Nestadt: You don't want to minimize what they’re going through. One thing that sometimes happens that my patients have said they’ve been frustrated with when their loved ones have said it to them is, “I’ve been depressed, too. But you know what made me feel better? Getting some exercise or getting some fresh air.” So, the loved one is sort of misunderstanding major depressive disorder as sadness. And it can seem very dismissive to the person you’re speaking to.

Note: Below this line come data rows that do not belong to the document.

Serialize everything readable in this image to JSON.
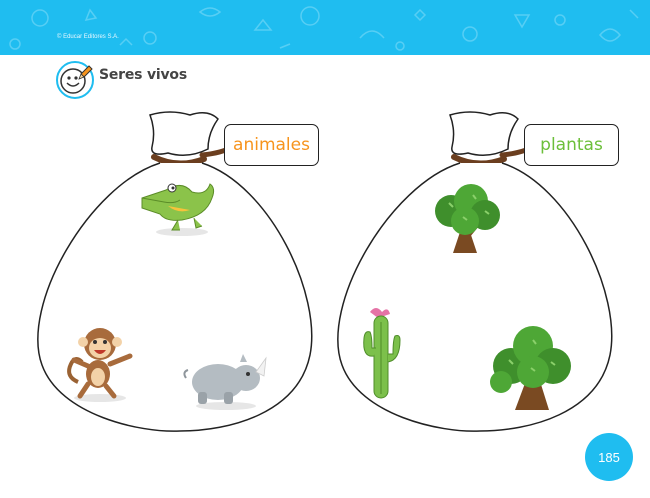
{
  "header": {
    "copyright": "© Educar Editores S.A.",
    "band_color": "#1fbdf0"
  },
  "section": {
    "title": "Seres vivos",
    "icon": "smiley-pencil-icon"
  },
  "bags": [
    {
      "label": "animales",
      "label_color": "#f7941d",
      "items": [
        "crocodile",
        "monkey",
        "rhinoceros"
      ]
    },
    {
      "label": "plantas",
      "label_color": "#6cbf3a",
      "items": [
        "tree",
        "cactus",
        "tree"
      ]
    }
  ],
  "footer": {
    "page_number": "185"
  }
}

You also don’t want to be saying things like — “Well, things could be worse. Think how lucky you are — you’ve got a great job, or you’ve got a great whatever.” That’s not what depression is really about. It’s not about their lives; they’re struggling with an illness.
You also don’t want to challenge them or minimize their suicidal thoughts with statements like — “You’re not gonna do that. You wouldn’t do that. You’re just being dramatic. You don’t really mean it.” That plays down what they’re really communicating to you.
You also have to watch out for promises of privacy. So, if they say something like, “I do want to talk to you. I have been feeling bad, but I need you to promise that it’ll stay between us,” or, “I need you to promise that you won’t tell anyone,” I would hesitate to promise that. Because if they then say something like, “Yes, I’m planning to kill myself,” or something else that really worries you, you don’t want to be in a position where then you’re deciding whether to betray that trust.
A good response to a request for privacy like that might be — “I’m happy to talk, just between us, but I have to tell you that I really worry about you, and I’m not a professional. And so, if it does seem like we need to get a professional involved, I’m going to really want to try to get you to care. But let’s talk about how you’re feeling.”